Cinema has been an accepted part of or lives for so long that it’s easy to not question the affect that it can have on us. And when it comes to violence in films, that may actually be a momentous oversight – our over-consumption may have led to a certain desensitization, a blasé acceptance of what is socially unacceptable.
The recent spate of "torture porn" films – Saw, Hostel et al – have raised questions about screen violence, but ultimately, these are just a grotesque and extreme end of a massive wedge – from Star Wars, Westerns and Home Alone up to Rambo and Donkey Punch, violence in one form or other is Hollywood’s bread and butter.
Michael Haneke’s Funny Games, a shot-for-shot English-language remake of his 1997 Austrian shocker, is a brutal wake-up call on that state of affairs, one part ctrl-alt-delete reboot, one part icy bucket of water tipped over our heads.
It’s quite hard to review this in the traditional sense, as it’s more of an experience than a film. There’s little to say about it in terms of plot – Ann (Naomi Watts) and George (Tim Roth) take their son to their holiday house in the Hamptons for a break. While there, two presentable preppy lads Paul (Michael Pitt) and Peter (Brady Corbet) genteelly invite themselves in before holding them hostage and slowly, coldly and systematically destroying them, both physically and emotionally, even betting them that they won’t be alive in 12 hours’ time. It’s truly shocking stuff – the tension is unbearable, the horror palpable.
Like the "torture porn" films, the film’s reliance on brutality could open it to accusations of exploitation, and it does share certain traits with such grindhouse exploitationers as I Spit On Your Grave, Fight For Your Life and Henry: Portrait Of A Serial Killer – the crude and sparse simplicity and the measured cruelty.
But unlike them, here such tactics are used to make a point. By stripping away the niceties of modern cinema and focusing purely on the abusive acts, we are forced to question that which we have for so long passively consumed.
Make no mistake about it, we’re given no place to hide from the horror. All throughout, there is an adopted blandness to the set and scenery that heightens the brutal moments. Traditionally, soundtrack has the ability to subconsciously guide you through a film or provide comfort, here there is none; likewise, characterisation can drag you by the nose – take the case of Dexter which portrays a serial killer in a sympathetic light – but all of the characters in Funny Games are models of neutrality.
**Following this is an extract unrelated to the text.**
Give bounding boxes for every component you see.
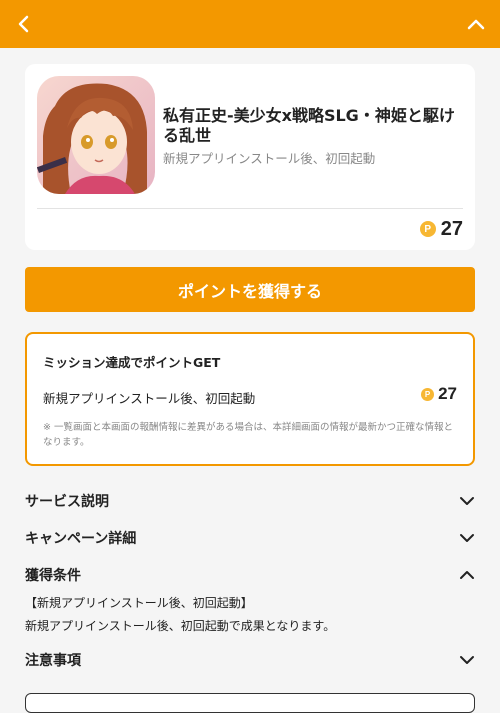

You aren’t encouraged to root for George and Ann, while the abusers are well-mannered middle-class kids who give no clue to their actions. All this leaves you with is your own, uninfluenced gut reaction to the torture – and that’s the painful spot Haneke is trying to hit.
Actually, there is very little in the way of on-screen violence, but don’t worry, that doesn’t make it any easier, such is the psychological trauma, for both the characters and us.
Despite drawing strength from its vérité approach, Haneke frequently uses tricks to remind us that we’re watching a film, damning us for contributing to the atrocity. We’re guilty for choosing to watch it. It’s our bloodlust that keeps the industry going. Sheesh.
The further the film progresses, the more you realise that you aren’t in Kansas anymore and the traditional Hollywood payback payoff – the pat justification for violence – isn’t on the cards. Really, it doesn’t get any easier or prettier.
Let’s not be under any illusion about this, Funny Games is a truly horrible, gut-wrenching, torturous film to watch – there is almost no context in which it is ideal viewing (don’t follow this dumb schmuck’s lead and watch it last thing at night, that’s my tip).
But that’s the whoooooole point. As our country struggles with knife crime, this challenges the way in which cinema has helped desensitize us to the brutality head-on.
We’re so used to cinema being a medium for entertainment, that we’ve lost sight of the fact that it is still an art form and as such it is under no obligation to paint pretty pictures; art’s responsibility is to challenge held views and shape our view of our world. Sorry if this is a bit pompous, but the closest thing I can compare it to is Picasso’s Guernica, a sprawling, ugly work that sought to convey the horror of the Spanish civil war – Funny Games seeks to attempt the same thing with today’s society.
Having seen it, I really badly need something fluffy, like Wall-E, just so I can feel human again. Seriously, Funny Games does that to you.
It’s painfully full-on and if you it’s not something I feel happy to advise anyone to watch, but if you have an open mind there’s a searing experience to be had.